Храбр опешил. Поглядел на нее так, словно впервые видел, а Отрада, разозлившаяся, нахохлившаяся, наступала на него небольшими, уверенными шажками и все выше задирала голову, чтобы смотреть ему прямо в глаза.
— Ну, чего молчишь, словно язык проглотил? — сказала так, словно имела право требовать от него ответа. Поджала бледные губы, прищурилась и руки на груди скрестила. — Как хаять меня – так шибко словоохотливый был!
— Я не... — Храбр собрался было перед ней оправдаться, ошеломленный смелостью пичуги, но Отрада его перебила.
Столько всего на сердце у нее накипело и наболело, что не было больше мочи терпеть. Чувства, невысказанные обиды, злые слова, косые взгляды, его холодное, осуждающее молчание, теплая улыбка в уголках губ, прикосновение горячего тела – все это нахлынуло на нее разом и утянуло с собой, в глубокую темную бездну.
Она уже ничего не боялась и не стыдилась, и робость, ее верная старая спутница, молчаливо притаилась в самом дальнем уголке души. Сжав кулаки и вытянув руки вдоль тела, она подступала к Храбру, словно к горе, и он – сильный, взрослый муж! – сделал шаг назад.

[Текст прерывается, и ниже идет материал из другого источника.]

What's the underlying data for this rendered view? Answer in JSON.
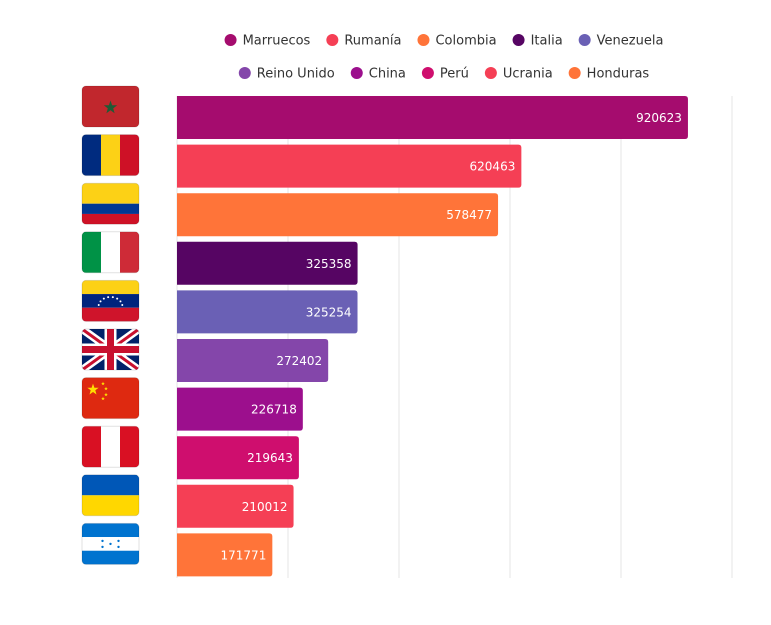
{
  "chart_data": {
    "type": "bar",
    "orientation": "horizontal",
    "categories": [
      "Marruecos",
      "Rumanía",
      "Colombia",
      "Italia",
      "Venezuela",
      "Reino Unido",
      "China",
      "Perú",
      "Ucrania",
      "Honduras"
    ],
    "values": [
      920623,
      620463,
      578477,
      325358,
      325254,
      272402,
      226718,
      219643,
      210012,
      171771
    ],
    "colors": [
      "#a50c6e",
      "#f53f55",
      "#ff7439",
      "#560563",
      "#6a60b5",
      "#8446aa",
      "#9c0f8d",
      "#cf0e6e",
      "#f53f55",
      "#ff7439"
    ],
    "flag_icons": [
      "flag-morocco-icon",
      "flag-romania-icon",
      "flag-colombia-icon",
      "flag-italy-icon",
      "flag-venezuela-icon",
      "flag-uk-icon",
      "flag-china-icon",
      "flag-peru-icon",
      "flag-ukraine-icon",
      "flag-honduras-icon"
    ],
    "xlim": [
      0,
      1000000
    ],
    "grid": true,
    "legend": "top"
  }
}
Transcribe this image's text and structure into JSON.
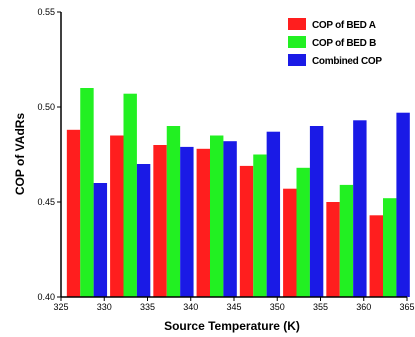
{
  "chart_data": {
    "type": "bar",
    "xlabel": "Source Temperature (K)",
    "ylabel": "COP of VAdRs",
    "xlim": [
      325,
      365
    ],
    "ylim": [
      0.4,
      0.55
    ],
    "x_ticks": [
      325,
      330,
      335,
      340,
      345,
      350,
      355,
      360,
      365
    ],
    "y_ticks": [
      {
        "value": 0.4,
        "label": "0.40"
      },
      {
        "value": 0.45,
        "label": "0.45"
      },
      {
        "value": 0.5,
        "label": "0.50"
      },
      {
        "value": 0.55,
        "label": "0.55"
      }
    ],
    "legend_position": "top-right",
    "grid": false,
    "categories": [
      328,
      333,
      338,
      343,
      348,
      353,
      358,
      363
    ],
    "series": [
      {
        "name": "COP of BED A",
        "color": "#ff1e1e",
        "values": [
          0.488,
          0.485,
          0.48,
          0.478,
          0.469,
          0.457,
          0.45,
          0.443
        ]
      },
      {
        "name": "COP of BED B",
        "color": "#22f022",
        "values": [
          0.51,
          0.507,
          0.49,
          0.485,
          0.475,
          0.468,
          0.459,
          0.452
        ]
      },
      {
        "name": "Combined COP",
        "color": "#1a1ae6",
        "values": [
          0.46,
          0.47,
          0.479,
          0.482,
          0.487,
          0.49,
          0.493,
          0.497
        ]
      }
    ]
  }
}
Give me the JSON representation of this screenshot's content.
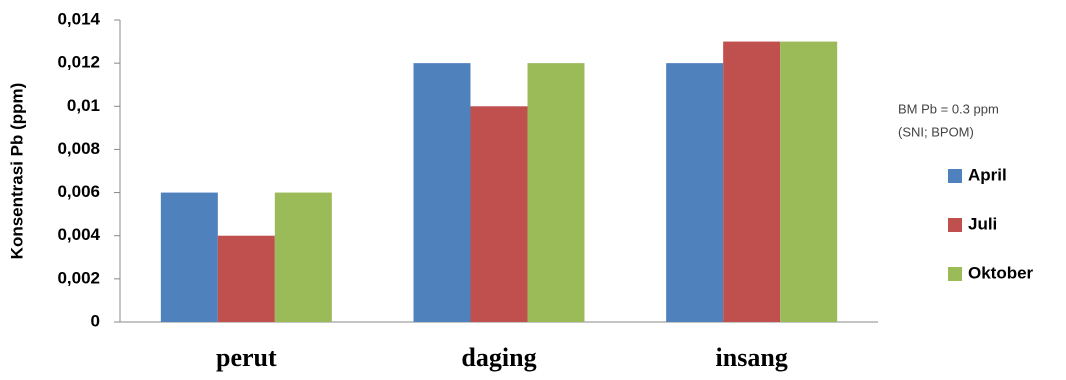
{
  "chart_data": {
    "type": "bar",
    "ylabel": "Konsentrasi Pb (ppm)",
    "categories": [
      "perut",
      "daging",
      "insang"
    ],
    "series": [
      {
        "name": "April",
        "color": "#4f81bd",
        "values": [
          0.006,
          0.012,
          0.012
        ]
      },
      {
        "name": "Juli",
        "color": "#c0504d",
        "values": [
          0.004,
          0.01,
          0.013
        ]
      },
      {
        "name": "Oktober",
        "color": "#9bbb59",
        "values": [
          0.006,
          0.012,
          0.013
        ]
      }
    ],
    "ylim": [
      0,
      0.014
    ],
    "yticks": [
      0,
      {
        "value": 0.002,
        "label": "0,002"
      },
      {
        "value": 0.004,
        "label": "0,004"
      },
      {
        "value": 0.006,
        "label": "0,006"
      },
      {
        "value": 0.008,
        "label": "0,008"
      },
      {
        "value": 0.01,
        "label": "0,01"
      },
      {
        "value": 0.012,
        "label": "0,012"
      },
      {
        "value": 0.014,
        "label": "0,014"
      }
    ],
    "annotation": [
      "BM Pb = 0.3 ppm",
      "(SNI; BPOM)"
    ],
    "legend": "right"
  }
}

— Что ты не? — в ее голосе звенела обида. — Наговорам сестры поверил, на меня глядел лютым волком! Стоять подле меня не мог, боялся чего-то? Запачкаться?! Отчего же меня не спросил?! В дурное поверить всегда легче, правда? Уж тебе ли о том не знать.
Глаза кузнеца расширились, он несколько раз моргнул. Стиснул зубы, потому как захотелось ему протянуть руки и сграбастать эту говорливую, отважную пташку. Сграбастать и не отпускать.
Словно завороженный, глядел он в ее блестящие, яркие болотной зеленью глаза; на россыпь веснушек на щеках и носу; на два маленьких пятнышка румянца. Усилием воли заставил себя разжать кулаки и вытянуть руки вдоль тела. Чувствовал, как от напряжения свело плечи, как натянулись, словно тетива, все-все жилы.
— Жениха мне выдумал... Чем я перед тобой виновата?!
— Так рубаха же...
— Какая рубаха?
— У тебя недошитая на лавке лежала. Дар жениху на сватовство. Я по узору угадал, — сказал Храбр и застонал про себя.
Дурень, ой дурень! Когда вслух произнес, тотчас убедился, что разума у него совсем в пустой голове не осталось!
— Это для Стиши... — тихо выдохнула Отрада. — Я для нее вышивала узор...
Она покачала головой с горьким разочарованием.
— Ты ступай, — заговорила, когда молчание стало невыносимым. — Поздно уже. Завтра к госпоже Верее зайдешь.
Храбр дернулся, словно ее маленькая, привыкшая к труду ладошка его ударила. Шагнул вперед, словно слепой, впервые рассмотрев девку перед собой, по-настоящему ее разглядев. Отрада стояла рядом с печкой, гордая и напряженная, и не плакала лишь потому, что при нем слезы лить не хотела. Ему казалось, только тронь ее, и исчезнет, словно туман над водой.
Теперь, когда она рассказала ему, когда не побоялась и заговорила первой о том, как рвал он ей сердце, у Храбра весь дух из груди вышибло. Он уразумел, что коли уйдет нынче, дорога в эту избу для него навсегда будет закрыта. Отрада с ним не то что не заговорит, не взглянет больше никогда.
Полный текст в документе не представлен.